Expectations vs. Reality
When I write the words “37 years ago,” it seems like an impossibly long time ago. Yet, when I squeeze my grandson’s hand and feel my heart swell, my days as a brand new mother seem as recent as just a moment ago.
My expectations of what new motherhood would feel like were rather loosely formed. Like many, it was easy for me to picture all of the soft cuddles and precious moments my babies and I would share. But when my twins arrived three weeks early, reality shattered my expectations. It was not the last time that would happen.
After two weeks in the neonatal unit, my (thankfully healthy) boys and I were sent home to get some rest. The nurses in the hospital explained to me that the boys were overstimulated by the bright lights and myriad alarms in the ICU. They would startle awake often and need comforting to calm back down and sleep.
When we finally arrived home from the hospital, I recall sitting on my couch, holding those beautiful babies, as we all three cried together. It was one month before my 23rd birthday.
Eventually I stopped crying, but they seemed to need more time. I suddenly realized just how much I had to learn. My dreams of cuddling a quiet babe were replaced by the reality of, well, two actual babies. We still cuddled, but the books I had read, full of expert advice, never elaborated on the intense emotional reality of a baby’s cries in the middle of the night—let alone two sets of cries. The worry, self-doubt, and sadness all intermingled with the joy, excitement, and belly laughs.
It was a bumpy start, but I felt so grateful for those tiny, precious boys.
Crying is Communication
Back in the 1970s, “experts” believed that newborn babies couldn’t think or communicate. Luckily, researchers soon began to document that babies could, in fact, recognize their mother’s voice, delight in a human face, and communicate their own likes and dislikes. That last point, the capability of communication, is what I forgot about in the middle of the night. My babies had to teach me all over again what I thought I had already learned.

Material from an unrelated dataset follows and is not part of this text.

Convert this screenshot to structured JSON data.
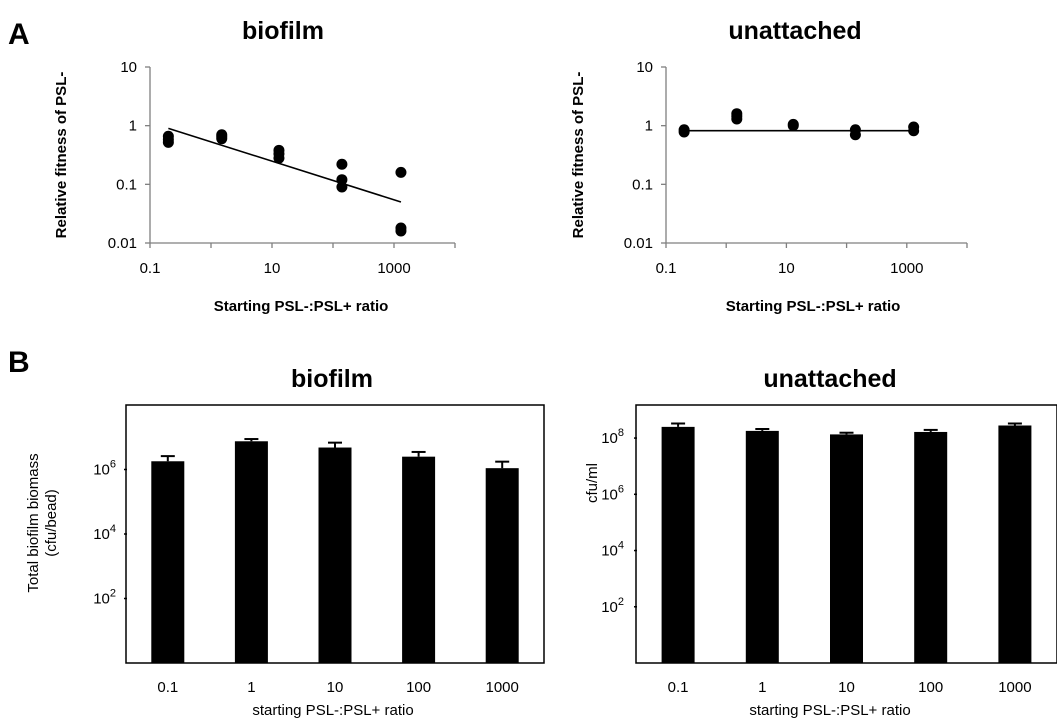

Eventually, I figured out that through their cries, my babies were talking to me. They weren’t just wailing for no reason. They were trying to communicate in the only way their bodies knew how. No book could tell me exactly what each was saying, I had to learn it for myself. Hunger cries began softly, then became loud and more rhythmic. Cries of pain or discomfort would start with a shriek followed by high-pitched crying. Fussing, I learned, was different than a cry—lower in pitch, with facial scrunches and squirming moves.
What worked to soothe each baby was different based on their personalities and their individual needs. I gave soft pats or light rubs on the back as I spoke softly and held him close to my cheek to calm one baby; my other son was soothed when I gently stroked his head down to his neck and shoulders as I held him. I often tried to calm one baby while nursing the other.
If they were feeling physically uncomfortable, I’d rub their lower legs and feet while checking their diapers and gently cooing questions to them. Both boys seemed to like the questions, actually—as my voice and my eyebrows went way up with my asking, they would stop fussing to stare at me.
Learning On the Fly
I didn’t have the internet at my fingertips as a young mother. Sometimes I marvel at what my children can access now and wish I had the luxury at the time. Sometimes I see what too much information—especially out of context—can do to parents who are struggling. At those times I am grateful beyond measure that my experience was comparatively isolated.
I learned how to manage the sometimes panic of family needs day by day, all on the fly. It came in handy later on, when I had my third son. Of course, his provocations and the type of soothing he preferred was different from the first two boys.
By that time, though, I knew to hold on through the days of questioning and doubting myself, knowing that, at some point, it would click and we would start to understand each other. No expert could give me shortcuts or “tips” that would preempt what I learned in real life every day.
Engagement with our babies each day creates a stronger belief that:
- We are of infinite value to our babies;
- We do better as we learn more about them and as they learn to trust us each day;
- No “expert” knows better how to soothe, support, cuddle, or play with your baby than you.
All babies give us clues to their unique temperament. The responses we give help them develop trust in us. That hard-earned knowledge greatly reassured me at the tender age of 23, and continues to do so to this day. I hope it does you, too.